FRAG1, a Gene that Potently Activates Fibroblast Growth Factor Receptor by C-Terminal Fusion through Chromosomal Rearrangement

• Published in: Proceedings of the National Academy of Sciences - PNAS Vol. 93; no. 17; pp. 8956 - 8961
• Main Authors: Lorenzi, Matthew V., Horii, Yoshihiro, Yamanaka, Ryuya, Sakaguchi, Kazushige, Miki, Toru
• Format: Journal Article
• Language: English
• Published: United States National Academy of Sciences of the United States of America 20.08.1996; National Acad Sciences
• Subjects: 3T3 Cells; Amino Acid Sequence; Amino acids; Animals; Antibodies; Base Sequence; Binding Sites; Cell Compartmentation; Cell lines; Chromosome Aberrations; Cloning, Molecular; Complementary DNA; Gene Rearrangement; Genes; Mice; Molecular Sequence Data; Mutation; NIH 3T3 cells; Nuclear Proteins - genetics; Nuclear Proteins - isolation & purification; Nuclear Proteins - metabolism; Protein Conformation; Protein isoforms; Proteins; Rats; Receptor Protein-Tyrosine Kinases - genetics; Receptor Protein-Tyrosine Kinases - metabolism; Receptor, Fibroblast Growth Factor, Type 2; Receptors; Receptors, Fibroblast Growth Factor - genetics; Receptors, Fibroblast Growth Factor - metabolism; Sequence Analysis, DNA; Sequence Deletion; Sequence Homology, Amino Acid; Signal Transduction; Tumor Cells, Cultured
• ISSN: 0027-8424; 1091-6490
• DOI: 10.1073/pnas.93.17.8956

A constitutively active form of fibroblast growth factor 2 (FGFR2) was identified in rat osteosarcoma (ROS) cells by an expression cloning strategy. Unlike other tyrosine kinase receptors activated by N-terminal truncation in tumors, this receptor, FGFR2-ROS, contains an altered C terminus generated from chromosomal rearrangements with a novel gene, designated FGFR activating gene 1 (FRAG1). While the removal of the C terminus slightly activates FGFR2, the presence of the FRAG1 sequence drastically stimulates the transforming activity and autophosphorylation of the receptor.
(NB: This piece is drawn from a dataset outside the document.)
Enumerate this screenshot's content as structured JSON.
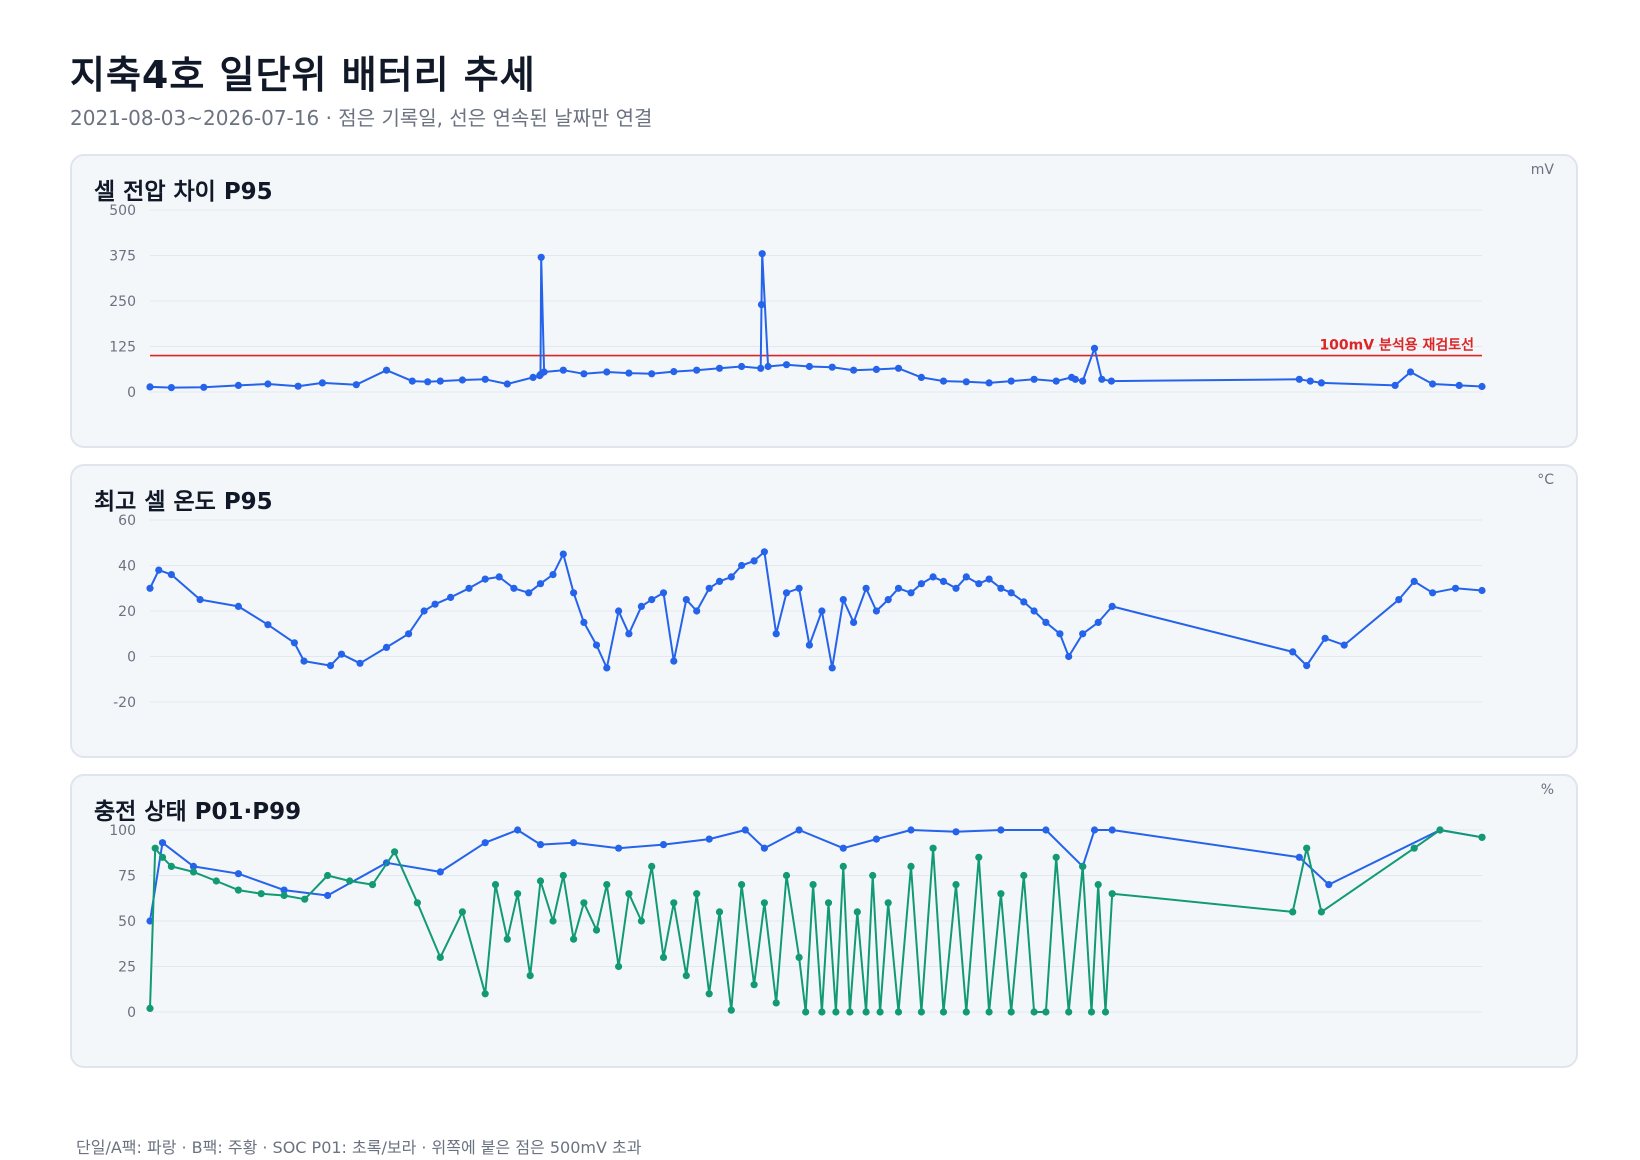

FGFR2-ROS is expressed as a unusually large protein and is highly phosphorylated in NIH 3T3 transfectants. FRAG1 is ubiquitously expressed and encodes a predicted protein of 28 kDa lacking significant structural similarity to known proteins. Epitope-tagged FRAG1 protein showed a perinuclear localization by immunofluorescence staining. The highly activated state of FGFR2-ROS appears to be attributed to constitutive dimer formation and higher phosphorylation level as well as possibly altered subcellular localization. These results indicate a unique mechanism of receptor activation by a C terminus alteration through a chromosomal fusion with FRAG1.